En 2026, le FCTVA s'élèverait à 7,866 milliards d'euros, un montant en hausse de 213 millions d'euros par rapport à la loi de finances pour 2025.

Dotations pour l'investissement local. Comme l'avait annoncé l'ex-ministre de l'Aménagement du territoire, François Rebsamen, le PLF prévoit, dans un but de simplification, la fusion de plusieurs dotations destinées à l'investissement des collectivités, à savoir : la dotation d’équipement des territoires ruraux (DETR), la dotation politique de la ville (DPV) et la dotation de soutien à l’investissement local (DSIL). On devrait parler désormais du "fonds d’investissement pour les territoires" (FIT), qui regrouperait ces trois dotations. Le bénéfice du FIT serait "réservé aux collectivités rurales ainsi qu’à celles marquées par des difficultés urbaines", tout en permettant le financement d’autres collectivités "par exception". L'attribution des fonds serait confiée au préfet de département, lequel s'appuierait sur une commission d'élus, qui, aujourd'hui, est compétente pour la seule DETR.

Mise en réserve ("Dilico"). Des dispositions visent à corriger "certaines malfaçons" du dispositif de lissage conjoncturel des recettes fiscales des collectivités locales (Dilico), ce mécanisme de "mise en réserve forcée" créé par la loi de finances pour 2025. 

Ce Dilico ajusté serait reconduit pour l'année 2026 à hauteur de 2 milliards d'euros (contre 1 milliard en 2025). Les ponctions s'élèveraient à 720 millions d'euros pour les communes, 500 millions pour les intercommunalités à fiscalité propre, 280 millions pour les départements et 500 millions pour les régions. Le dispositif concernerait un plus grand nombre de communes et d'intercommunalités qu'en 2025, de manière à ce que les contributions soient moins concentrées sur un petit nombre d'entités.

Des changements importants sont prévus en ce qui concerne le reversement des sommes épargnées. D'abord, la restitution serait étalée sur cinq ans (au lieu de trois années dans le PLF pour 2025). En outre, une fraction de 20% (et non 10%) abonderait les dispositifs de solidarité financière entre collectivités.

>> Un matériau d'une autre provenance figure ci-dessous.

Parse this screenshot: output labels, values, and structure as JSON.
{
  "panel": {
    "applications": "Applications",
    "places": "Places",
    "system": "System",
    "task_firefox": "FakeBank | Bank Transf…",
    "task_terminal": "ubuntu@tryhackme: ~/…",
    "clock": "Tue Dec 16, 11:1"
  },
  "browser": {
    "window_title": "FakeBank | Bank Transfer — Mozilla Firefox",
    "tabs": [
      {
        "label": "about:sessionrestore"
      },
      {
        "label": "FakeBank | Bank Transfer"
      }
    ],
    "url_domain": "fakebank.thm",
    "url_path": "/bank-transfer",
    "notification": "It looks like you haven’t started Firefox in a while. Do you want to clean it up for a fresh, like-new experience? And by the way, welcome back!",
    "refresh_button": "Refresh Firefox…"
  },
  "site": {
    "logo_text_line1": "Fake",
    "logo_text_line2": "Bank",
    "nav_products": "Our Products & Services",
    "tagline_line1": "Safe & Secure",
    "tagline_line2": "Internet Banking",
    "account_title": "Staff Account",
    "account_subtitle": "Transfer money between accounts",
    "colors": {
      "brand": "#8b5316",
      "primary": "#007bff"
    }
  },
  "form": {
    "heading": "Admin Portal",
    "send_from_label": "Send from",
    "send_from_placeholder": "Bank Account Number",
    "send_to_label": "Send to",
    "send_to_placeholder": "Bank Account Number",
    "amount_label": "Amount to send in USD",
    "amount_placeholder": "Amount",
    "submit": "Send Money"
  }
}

Le reversement des 80% restants "dépendront, pour chaque catégorie de contributeur, de l’évolution agrégée de leurs dépenses réelles de fonctionnement et d’investissement sur le dernier exercice". Enfin, le PLF instaure un mécanisme d'incitation à la maîtrise des dépenses publiques locales. Selon que l'évolution des dépenses publiques locales sera inférieure ou supérieure à la croissance du produit intérieur brut (PIB), les collectivités se verront restituer des reversements variables. Des mécanismes similaires d'incitation applicables à chacune des collectivités seraient également mis en place.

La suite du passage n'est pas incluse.